Monday, October 8, 2018

How are family dynamics/interactions integral to the plot of A Tale of Two Cities by Charles Dickens?

In his highly structured A Tale of Two Cities, Charles Dickens employs the motif of pairings and counterparts throughout his narrative. Certainly, the interactions among the families of the Manettes and the Evrémondes and the family of Madame deFarge are central pairings in the novel. 
The intricate workings of the family interaction begin with the voyage to Calais, France by Lucie Manette and the venerable Mr. Lorry of Tellson and Company, who acts as her adviser and chaperone. In Paris, Lucie meets her father for the first time since he has been hidden away as a prisoner in the Bastille for eighteen years, having been abducted and placed there because of the dastardly Evrémonde twins. He is "recalled to life," as it were, and is cared for by Ernest Defarge, who was Manette's servant long ago. After Lucie Manette arrives in St. Antoine at the Defarges' wine shop and meets her father, she takes him back to England with her so that he can recuperate from the nearly two decades of deprivation that he has suffered.
Manette's tragic past is also connected to the vengeful and cruel Evrémondes, aristocrats whose pasts are additionally tied to the family of Madame Defarge, a family who were peasants on their estates, and who died because of the cruelty of these Evrémonde twins. For, it was Madame Defarge's sister who was ravaged and killed by these arrogant and cruel men, and her brother who died trying to defend this sister. Shortly thereafter, the father died from grief.
Ironically, the history of the Evrémondes is also resurrected after Lucie meets Charles Darnay during her passage back to England, as well as in the court at the Old Bailey after Darnay is accused of treason. From this meeting of Charles Darnay and Lucie Manette there develops a love relationship. When Darnay comes to Dr. Manette to ask for the hand of Lucie in marriage, he tells the old physician that he has a secret to reveal about himself.

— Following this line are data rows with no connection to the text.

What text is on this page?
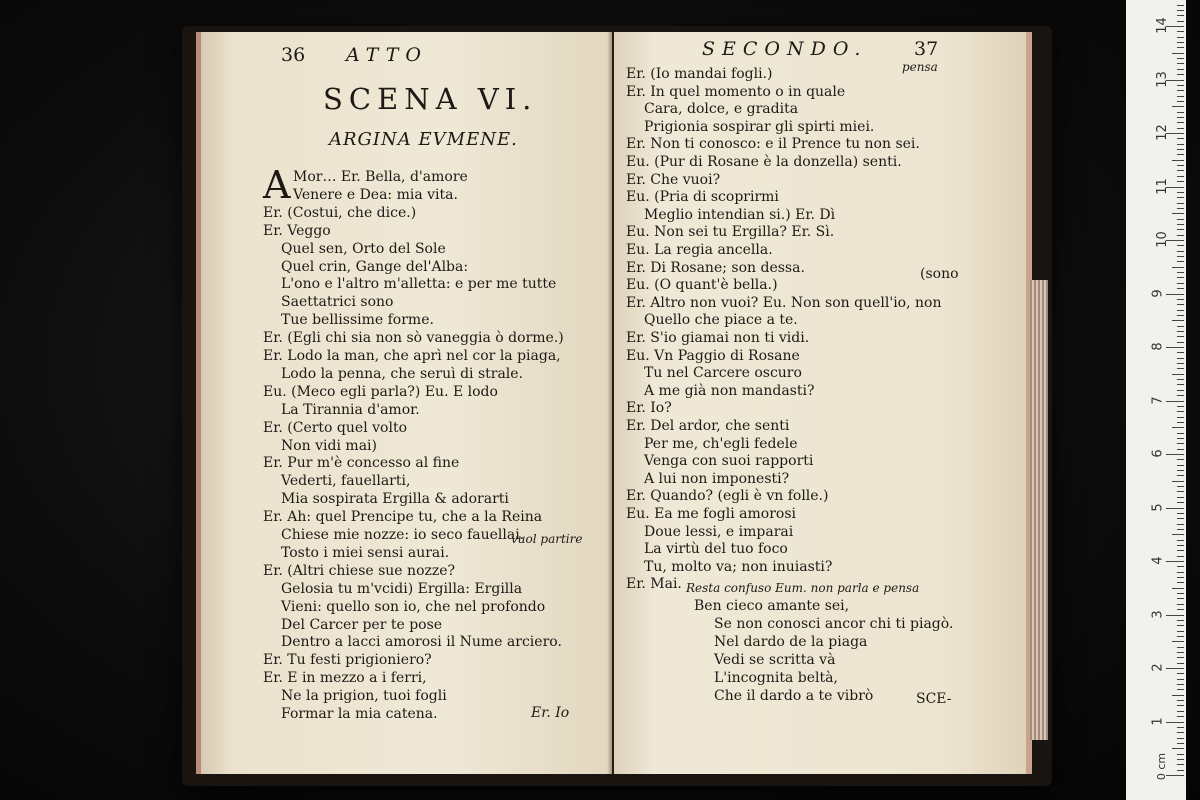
36 ATTO
SCENA VI.
ARGINA EVMENE.
A Mor… Er. Bella, d'amore
Venere e Dea: mia vita.
Er. (Costui, che dice.)
Er. Veggo
Quel sen, Orto del Sole
Quel crin, Gange del'Alba:
L'ono e l'altro m'alletta: e per me tutte
Saettatrici sono
Tue bellissime forme.
Er. (Egli chi sia non sò vaneggia ò dorme.)
Er. Lodo la man, che aprì nel cor la piaga,
Lodo la penna, che seruì di strale.
Eu. (Meco egli parla?) Eu. E lodo
La Tirannia d'amor.
Er. (Certo quel volto
Non vidi mai)
Er. Pur m'è concesso al fine
Vederti, fauellarti,
Mia sospirata Ergilla & adorarti
Er. Ah: quel Prencipe tu, che a la Reina
Chiese mie nozze: io seco fauellai.
Tosto i miei sensi aurai.
Er. (Altri chiese sue nozze?
Gelosia tu m'vcidi) Ergilla: Ergilla
Vieni: quello son io, che nel profondo
Del Carcer per te pose
Dentro a lacci amorosi il Nume arciero.
Er. Tu festi prigioniero?
Er. E in mezzo a i ferri,
Ne la prigion, tuoi fogli
Formar la mia catena.
vuol partire
Er. Io
SECONDO. 37
pensa
Er. (Io mandai fogli.)
Er. In quel momento o in quale
Cara, dolce, e gradita
Prigionia sospirar gli spirti miei.
Er. Non ti conosco: e il Prence tu non sei.
Eu. (Pur di Rosane è la donzella) senti.
Er. Che vuoi?
Eu. (Pria di scoprirmi
Meglio intendian si.) Er. Dì
Eu. Non sei tu Ergilla? Er. Sì.
Eu. La regia ancella.
Er. Di Rosane; son dessa.
Eu. (O quant'è bella.)
Er. Altro non vuoi? Eu. Non son quell'io, non
Quello che piace a te.
Er. S'io giamai non ti vidi.
Eu. Vn Paggio di Rosane
Tu nel Carcere oscuro
A me già non mandasti?
Er. Io?
Er. Del ardor, che senti
Per me, ch'egli fedele
Venga con suoi rapporti
A lui non imponesti?
Er. Quando? (egli è vn folle.)
Eu. Ea me fogli amorosi
Doue lessi, e imparai
La virtù del tuo foco
Tu, molto va; non inuiasti?
Er. Mai.
(sono
Resta confuso Eum. non parla e pensa
Ben cieco amante sei,
Se non conosci ancor chi ti piagò.
Nel dardo de la piaga
Vedi se scritta và
L'incognita beltà,
Che il dardo a te vibrò	SCE-
1
2
3
4
5
6
7
8
9
10
11
12
13
14
0 cm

But, Manette refuses to listen to his revelation until after he and his daughter are married. Therefore, on the wedding day, Charles Darnay reveals what Dr. Manette has feared. That is, Darnay's real name is Evrémonde; he is the son of the twin who has died. Also, Charles informs the doctor that he has renounced his family name because of his father and uncle's nefarious actions.
If the Manettes and the Darnays were all to have remained in England, the past may have faded somewhat from their memories and lives. But, Charles is summoned back to France after he receives a letter from his overseer, who has been arrested by the revolutionaries and implores Darnay's testimony that he no longer taxes the peasants on his land. Unrealistically, too, Darnay hopes to influence the radicals to more reasonable actions. Of course, once the revolutionaries learn that he is Charles Evrémonde, they arrest him. When Dr. Manette, revered by the new government as the Bastille prisoner, tries to save Charles from the guillotine, an earlier document that was written while he was a prisoner in the Bastille surfaces. In this, Manette condemned the Evrémondes, declaring that the entire family should be "exterminated." So, Dr. Manette unfortunately harms, rather than helps, Charles, who is then taken to prison.
When he learns of Darnay's fate, Monsieur Defarge implores his wife to have some sympathy for this innocent son of the cruel Marquis d' Evrémonde, who has renounced his name and his family, but she wrathfully tells her husband, "Tell the Wind and the Fire where to stop; not me!" (Bk. 3, Ch. 12). Later, it is this misfortune of Charles Darnay that allows the dissipated Sidney Carton to intervene and keep his promise to the woman he adores, Lucie Manette. Having promised Lucie that he would "do anything" for her and her loved ones, Carton, who resembles Darnay, manipulates one of the spies at the prison and switches places with Darnay by drugging him and having him carried out. The Manettes then leave France and return to England as Madame DeFarge, too, fails in her attempt to kill Lucie and avenge herself.
Clearly, the interweavings of family interactions are intrinsic to the plot and essential to the development of themes in A Tale of Two Cities.